Hier wirst du Mensch, dann darfst du's sein

Tee-Lektüren: Kakuzo Okakura und Christoph Peters schreiben hochambitioniert über ihr Lebenselixier und dessen Verbindung zu Schönheit und Tod.

Einen Satz wie "Nur wer die Schönheit gelebt hat, kann auch schön sterben" wird man leicht einem japanischen Autor zuschreiben. Die Verbindung des gelungenen Lebens mit einem gelungenen Tod ist geradezu eine Konstante jenes japanischen Denkens der Meiji-Zeit, das im Westen höchste Aufmerksamkeit fand, weil die ohnehin bewunderte Ästhetik der weltweit populär gewordenen Artefakte aus Japan auch noch lebensanschaulich grundiert wurden. Das passte perfekt ins ideologisch ebenso hellhörige wie willfährige frühe zwanzigste Jahrhundert.

Dass eine solch dezidierte Verbindung von Schönheit und Tod in einem Buch zum Teetrinken gezogen wird, dürfte dennoch manchen Leser überraschen.
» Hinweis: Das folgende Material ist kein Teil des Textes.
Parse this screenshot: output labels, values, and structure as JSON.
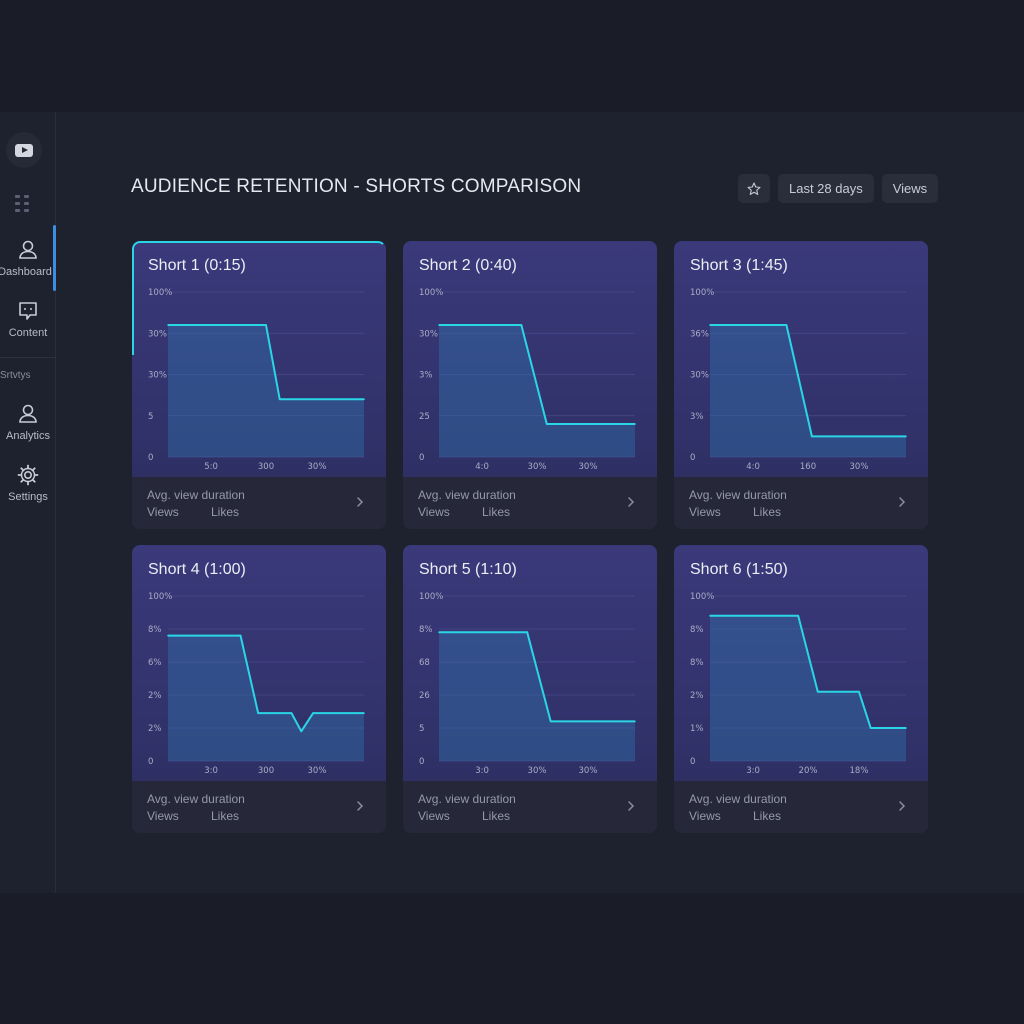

Kakuzo Okakuras 1906 als Orginalausgabe in Amerika erschienenes "Buch vom Tee", das der 1862 in Yokohama geborene Kunstwissenschaftler während seiner Zeit als Leiter der Asiatischen Abteilung des Museum of Fine Arts in Boston schrieb, richtete sich an ein westliches Publikum, aber es wollte gar keine Erläuterung zur Kulturgeschichte des Teetrinkens liefern, sondern eine Hinführung zur Mentalität in Okakuras Heimat über die einzige japanische Errungenschaft, die nach Meinung des Autors im Westen uneingeschränkt geschätzt wurde: die Teezeremonie.
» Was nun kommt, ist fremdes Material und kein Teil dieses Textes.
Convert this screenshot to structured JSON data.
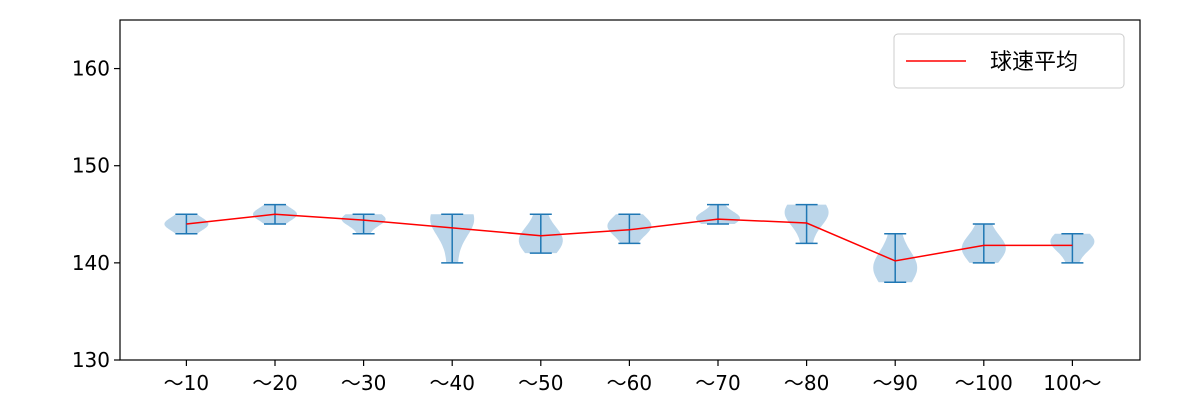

Das Buch ist seit seiner ersten Übersetzung ins Deutsche 1922 immer wieder aufgelegt worden, die heute gängige Übertragung stammt aus dem Jahr 1949 und von Horst Hammitzsch, einem Japanologen, der Sympathien für den Nationalsozialismus gezeigt und in den Japanern das geborene Herrenvolk Ostasiens gesehen hatte. Aber auch das existenzialistische Pathos der fünfziger Jahre fand in Okakuras Text ein japanisches Parallelphänomen und in Hammitzsch eine passende deutsche Stimme. So erklärt sich die Popularität des Buchs bis heute. Gerade ist es in der Insel-Bücherei wiederaufgelegt worden, für eine neue Publikum aufgehübscht durch Illustrationen der beiden jungen Berliner Zeichnerinnen Alexandra Klobouk und Eva Gonçalves, die sich vor allem an floralen Motiven berauschen - ganz passend angesichts Okakuras Begeisterung für den Blumenschmuck bei der Teezeremonie, weil er in kurzlebiger Blütenpracht den Inbegriff der naturgemäßen Todesverachtung erkannte: "Manche Blumen frohlocken noch im Tode - wie die japanischen Kirschblüten, wenn sie sich frei den Winden hingeben."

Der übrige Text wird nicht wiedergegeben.